UPDATED 11:27 EDT / DECEMBER 02 2015

NEWS

CoreOS introduces full-stack security for rkt containers

Security is the new competitive battleground for containers  Merely two weeks after Docker Inc. released a set of access control features to help prevent intrusions into production deployments of its namesake platform, CoreOS Inc. is upping the ante with a competing cryptographic framework that provides protection against tampering all the way down to the firmware.

The Distributed Trusted Computing suite enables administrators to encrypt the bootloader and the other components involved in starting up a server to ensure that hackers can’t exploit any potential low-level vulnerabilities to compromise the machine. That protects both against zero-day exploits and unpatched firmware, an almost inevitable occurrence in large organizations with upwards of hundreds of boxes to maintain. The rest is handled by the built-in Trusted Platform Module, which the framework configures to record the initialization of the operating system from start to finish.

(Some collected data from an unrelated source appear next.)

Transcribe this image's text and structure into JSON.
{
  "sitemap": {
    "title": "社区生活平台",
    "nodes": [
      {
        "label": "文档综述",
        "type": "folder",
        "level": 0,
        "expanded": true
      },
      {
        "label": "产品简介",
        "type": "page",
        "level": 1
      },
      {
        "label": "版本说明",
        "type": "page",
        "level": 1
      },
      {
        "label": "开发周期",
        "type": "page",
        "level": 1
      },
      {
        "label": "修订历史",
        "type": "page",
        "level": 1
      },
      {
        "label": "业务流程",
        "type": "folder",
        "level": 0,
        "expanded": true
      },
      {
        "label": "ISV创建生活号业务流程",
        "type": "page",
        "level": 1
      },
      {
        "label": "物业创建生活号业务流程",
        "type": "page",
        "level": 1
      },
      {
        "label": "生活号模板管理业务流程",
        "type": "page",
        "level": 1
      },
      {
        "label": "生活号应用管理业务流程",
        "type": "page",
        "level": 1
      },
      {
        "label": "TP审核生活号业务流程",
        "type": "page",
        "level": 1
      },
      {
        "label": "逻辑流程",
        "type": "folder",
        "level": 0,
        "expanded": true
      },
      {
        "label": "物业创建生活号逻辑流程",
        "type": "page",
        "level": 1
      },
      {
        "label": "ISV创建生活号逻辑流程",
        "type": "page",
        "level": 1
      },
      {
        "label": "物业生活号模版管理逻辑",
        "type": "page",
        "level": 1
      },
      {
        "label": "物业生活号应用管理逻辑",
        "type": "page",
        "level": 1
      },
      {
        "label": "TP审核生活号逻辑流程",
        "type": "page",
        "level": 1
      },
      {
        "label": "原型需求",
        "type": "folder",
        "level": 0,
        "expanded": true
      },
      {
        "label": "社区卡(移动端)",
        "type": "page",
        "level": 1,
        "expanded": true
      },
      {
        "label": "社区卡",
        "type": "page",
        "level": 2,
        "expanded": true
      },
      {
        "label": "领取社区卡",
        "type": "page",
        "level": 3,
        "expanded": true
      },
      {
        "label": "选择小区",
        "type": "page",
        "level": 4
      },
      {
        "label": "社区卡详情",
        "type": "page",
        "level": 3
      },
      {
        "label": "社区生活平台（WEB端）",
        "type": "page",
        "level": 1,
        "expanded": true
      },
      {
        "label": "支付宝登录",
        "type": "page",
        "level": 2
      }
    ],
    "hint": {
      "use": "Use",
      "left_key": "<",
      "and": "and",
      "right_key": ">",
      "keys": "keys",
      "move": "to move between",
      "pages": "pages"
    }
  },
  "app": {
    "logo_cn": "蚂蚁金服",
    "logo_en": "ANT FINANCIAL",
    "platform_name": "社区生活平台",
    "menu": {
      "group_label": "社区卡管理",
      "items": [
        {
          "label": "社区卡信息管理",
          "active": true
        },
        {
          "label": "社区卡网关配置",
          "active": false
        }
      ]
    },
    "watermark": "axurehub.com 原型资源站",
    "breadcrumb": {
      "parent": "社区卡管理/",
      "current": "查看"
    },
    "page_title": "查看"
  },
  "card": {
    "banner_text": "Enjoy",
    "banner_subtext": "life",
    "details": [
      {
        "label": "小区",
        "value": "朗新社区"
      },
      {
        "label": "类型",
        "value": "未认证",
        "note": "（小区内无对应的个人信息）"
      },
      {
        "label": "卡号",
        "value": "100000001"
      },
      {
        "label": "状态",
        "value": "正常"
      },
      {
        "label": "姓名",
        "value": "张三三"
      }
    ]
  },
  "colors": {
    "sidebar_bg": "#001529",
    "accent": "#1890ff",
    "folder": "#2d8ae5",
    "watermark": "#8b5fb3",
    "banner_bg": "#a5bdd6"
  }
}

The monitoring mechanism ensures that the copy of CoreOS’s Linux distribution installed on the server is not somehow modified to allow unauthorized external access. After it’s cleared to launch, the platform takes over the verification torch and runs a scan to ensure the rkt containers running on top are securely configured. The process is likewise logged in what the startup describes as a cryptographically verifiable audit trail that administrators can plug into their automation tools to receive an alert whenever something goes wrong. It’s also helpful for tracing security breaches after the fact.

The machine is only assigned sensitive data once both the operating system and the instances have been verified, which guarantees organizations a basic level of security in their CoreOS clusters that Docker does not yet match, at least not with the same degree of automation. The startup hopes that the combination of the Distributed Trusted Computing framework and the homegrown Clair vulnerability assessment tool unveiled last month will help better set its platform apart from better-funded competitor as containers start moving into production. But it’s unlikely Docker will let the launch pass unanswered given its own growing focus on security.